Research was conducted by scientists in New Zealand, who undertook two separate reviews of more than 100 previous investigations which had claimed calcium supplements are highly advisable.
In the first review, experts analyzed two studies that compared the effects of low calcium consumption versus high calcium intake. They also evaluated 44 more trials which had explored the link between calcium and fracture risk. 26 other studies assessing the benefits of calcium supplements were also included in the research.
Experts concluded that none of these trials had provided palpable evidence that taking calcium pills or increasing dairy consumption would diminish the risk of bone fractures. Only one study had yielded better results, but it had surveyed people with substantial vitamin D deficiency.
Another review was conducted on 59 scientific papers, which analyzed the effects of high doses of calcium on the bone density of patients aged 50 and over.
Although findings had suggested a slight boost in bone health following these calcium foods and supplements, researchers now established that these improvements (which amounted to just 1-2% in 5 years) are so tiny that they become inconsequential.

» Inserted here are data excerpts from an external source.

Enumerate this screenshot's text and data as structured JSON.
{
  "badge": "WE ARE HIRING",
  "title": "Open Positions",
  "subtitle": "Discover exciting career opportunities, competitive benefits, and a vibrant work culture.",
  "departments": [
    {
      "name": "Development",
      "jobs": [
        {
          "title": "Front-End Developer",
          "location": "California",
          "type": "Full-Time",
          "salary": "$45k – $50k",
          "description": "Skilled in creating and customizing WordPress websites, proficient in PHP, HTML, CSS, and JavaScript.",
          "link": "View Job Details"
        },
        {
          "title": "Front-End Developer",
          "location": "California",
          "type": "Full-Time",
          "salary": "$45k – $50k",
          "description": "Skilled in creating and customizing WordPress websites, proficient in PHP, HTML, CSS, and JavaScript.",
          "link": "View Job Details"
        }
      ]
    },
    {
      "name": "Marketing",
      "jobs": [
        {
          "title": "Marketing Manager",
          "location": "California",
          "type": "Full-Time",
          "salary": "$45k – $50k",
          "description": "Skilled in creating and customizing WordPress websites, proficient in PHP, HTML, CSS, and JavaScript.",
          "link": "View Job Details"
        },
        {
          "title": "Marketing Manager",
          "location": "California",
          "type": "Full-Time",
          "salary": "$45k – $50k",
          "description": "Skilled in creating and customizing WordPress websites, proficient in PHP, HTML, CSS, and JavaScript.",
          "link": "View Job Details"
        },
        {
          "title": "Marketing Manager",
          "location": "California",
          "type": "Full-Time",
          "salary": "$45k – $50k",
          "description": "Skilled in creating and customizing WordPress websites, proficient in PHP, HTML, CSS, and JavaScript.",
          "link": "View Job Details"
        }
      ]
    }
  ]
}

For instance, post-menopausal women usually lose 1% in bone density on a yearly basis, so calcium levels wouldn’t be replenished fast enough.
Overall, it appears that augmenting calcium consumption doesn’t strengthen bones or make bone fractures less likely. Moreover, experts actually believe that the negative effects of calcium pills fat outweigh these easily disputed benefits.
According to clinical trials, such dietary supplements are linked with moderate risk of side effects like constipation. In addition, there is also a small risk of kidney stones, heart attacks and hospitalization due to acute gastrointestinal symptoms.
Therefore, researchers call into question traditional dietary guidelines that require elderly people to ingest at least 1,000 to 1,200 milligrams of calcium per day. Currently, between 30 and 50% of all women over the age of 50 take such pills on a daily basis, without necessarily having a well-founded reason demanding such a treatment.
Obviously, these findings, which were published on the September issue of BMJ, were received with mixed emotions by health experts. Many of them stand by the view that calcium supplements are essential for combating osteoporosis, which makes bones brittle and fragile.
For instance, supplement manufacturers insist that although benefits may vary from trial to trial, calcium pills have been proven to have a positive effect, especially when coupled with vitamin D and vitamin K.
According to the Council for Responsible Nutrition, the dietary intake of calcium among many Americans is insufficient and therefore supplements can assist with this deficit.
On the other hand, supporters of this recent study warn that excessive intake of calcium and vitamin D heightens the risk of hip fractures, cardiovascular disease and overall mortality. Therefore, treatment plans should be personalized, to address the exact needs of every patient.